新型コロナウイルスの感染拡大で一時休業や時短営業を余儀なくされました。
思い通りの営業ができない中、社員のモチベーションアップにつながると期待して、バリスタ大会への参加を決めました。
お店では機械抽出のコーヒーを提供していますが、大会では自らブレンドした豆を、ハンドドリップで淹れなければなりません。
ボランティアの指導を受けながら練習に励む時間も、仕事のやりがいにつながったといいます。

そして迎えた本番。大会最大の見せ場、技術審査です。
豆の計量やお湯の温度管理など、役割を分担して、渾身の一杯を入れます。
しっかり声を掛け合いながら、作業を進めていたその時…
なんと、お湯の温度が上がりきらないトラブルが発生!
会場スタッフが急遽代わりの電気ケトルをもってきます。すると、チームで相談を始めました。
トラブルの間に鮮度が落ち、コーヒーの味に影響すると判断してすぐさま2回目に着手するファインプレーです。

結果は…
トラブルを乗り越え、見事に優勝!
チームワークの良さ、そして何より、おいしい味が評価されました。
チームメンバーは涙を流して喜びました。
大会で身に着けた技術は新たな世界を見せてくれたといいます。
抽出を担当した石倉安七さんは「ハンドドリップの技術を磨いたので、仕事でもプライベートでもやっていきたい」と将来に生かしたいと話しました。

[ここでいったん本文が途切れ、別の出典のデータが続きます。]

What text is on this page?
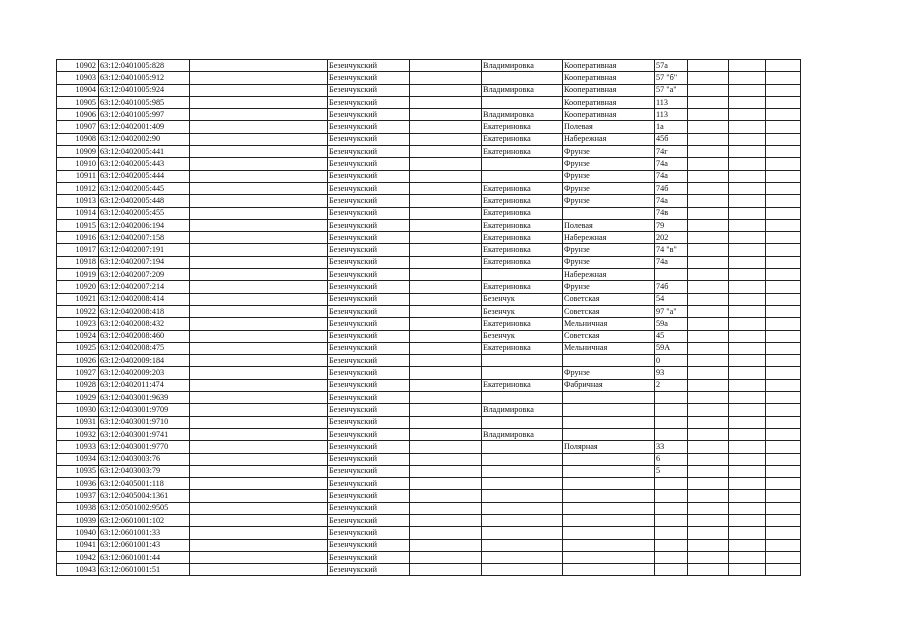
10902	63:12:0401005:828		Безенчукский		Владимировка	Кооперативная	57а			
10903	63:12:0401005:912		Безенчукский			Кооперативная	57 "б"			
10904	63:12:0401005:924		Безенчукский		Владимировка	Кооперативная	57 "а"			
10905	63:12:0401005:985		Безенчукский			Кооперативная	113			
10906	63:12:0401005:997		Безенчукский		Владимировка	Кооперативная	113			
10907	63:12:0402001:409		Безенчукский		Екатериновка	Полевая	1а			
10908	63:12:0402002:90		Безенчукский		Екатериновка	Набережная	45б			
10909	63:12:0402005:441		Безенчукский		Екатериновка	Фрунзе	74г			
10910	63:12:0402005:443		Безенчукский			Фрунзе	74а			
10911	63:12:0402005:444		Безенчукский			Фрунзе	74а			
10912	63:12:0402005:445		Безенчукский		Екатериновка	Фрунзе	74б			
10913	63:12:0402005:448		Безенчукский		Екатериновка	Фрунзе	74а			
10914	63:12:0402005:455		Безенчукский		Екатериновка		74в			
10915	63:12:0402006:194		Безенчукский		Екатериновка	Полевая	79			
10916	63:12:0402007:158		Безенчукский		Екатериновка	Набережная	202			
10917	63:12:0402007:191		Безенчукский		Екатериновка	Фрунзе	74 "в"			
10918	63:12:0402007:194		Безенчукский		Екатериновка	Фрунзе	74а			
10919	63:12:0402007:209		Безенчукский			Набережная				
10920	63:12:0402007:214		Безенчукский		Екатериновка	Фрунзе	74б			
10921	63:12:0402008:414		Безенчукский		Безенчук	Советская	54			
10922	63:12:0402008:418		Безенчукский		Безенчук	Советская	97 "а"			
10923	63:12:0402008:432		Безенчукский		Екатериновка	Мельничная	59а			
10924	63:12:0402008:460		Безенчукский		Безенчук	Советская	45			
10925	63:12:0402008:475		Безенчукский		Екатериновка	Мельничная	59А			
10926	63:12:0402009:184		Безенчукский				0			
10927	63:12:0402009:203		Безенчукский			Фрунзе	93			
10928	63:12:0402011:474		Безенчукский		Екатериновка	Фабричная	2			
10929	63:12:0403001:9639		Безенчукский							
10930	63:12:0403001:9709		Безенчукский		Владимировка					
10931	63:12:0403001:9710		Безенчукский							
10932	63:12:0403001:9741		Безенчукский		Владимировка					
10933	63:12:0403001:9770		Безенчукский			Полярная	33			
10934	63:12:0403003:76		Безенчукский				6			
10935	63:12:0403003:79		Безенчукский				5			
10936	63:12:0405001:118		Безенчукский							
10937	63:12:0405004:1361		Безенчукский							
10938	63:12:0501002:9505		Безенчукский							
10939	63:12:0601001:102		Безенчукский							
10940	63:12:0601001:33		Безенчукский							
10941	63:12:0601001:43		Безенчукский							
10942	63:12:0601001:44		Безенчукский							
10943	63:12:0601001:51		Безенчукский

無事に幕を閉じた障がい者バリスタ大会。開催には、コロナ禍で自身も苦しい状況に置かれる航空やホテル業界からの特別協賛がありました。
日本航空ESG推進部の亀山和哉さんは「いま生き残っていくこも大切だが、先を見て、持続可能な社会の実現のために役に立てることを手伝いたい」と話しました。
また、会場を提供した品川プリンスホテルの佐々木潤総支配人は「コロナ禍の時期だからこそ、今回の大会を通じて、多くの方が相互理解を深め、認め合うという大会が目指す社会に近づくことができれば良いのではないか」と語りました。
大会を主催した日本サステイナブルコーヒー協会の川島良彰理事長は障がい者バリスタの可能性を実感したといいます。「障害のある人が作ったかわいそうなコーヒーだから飲んであげるのではなくて、おいしいから飲みたいというようなコーヒーになれば、ちゃんとビジネスとして成り立つ」「ハンドドリップを身に着けることで就労の機会がもっと増えるのではないか」と話しました。

主催者側は、来年秋に第2回大会を開催し、イベントを毎年続くものにしたいと期待を寄せています。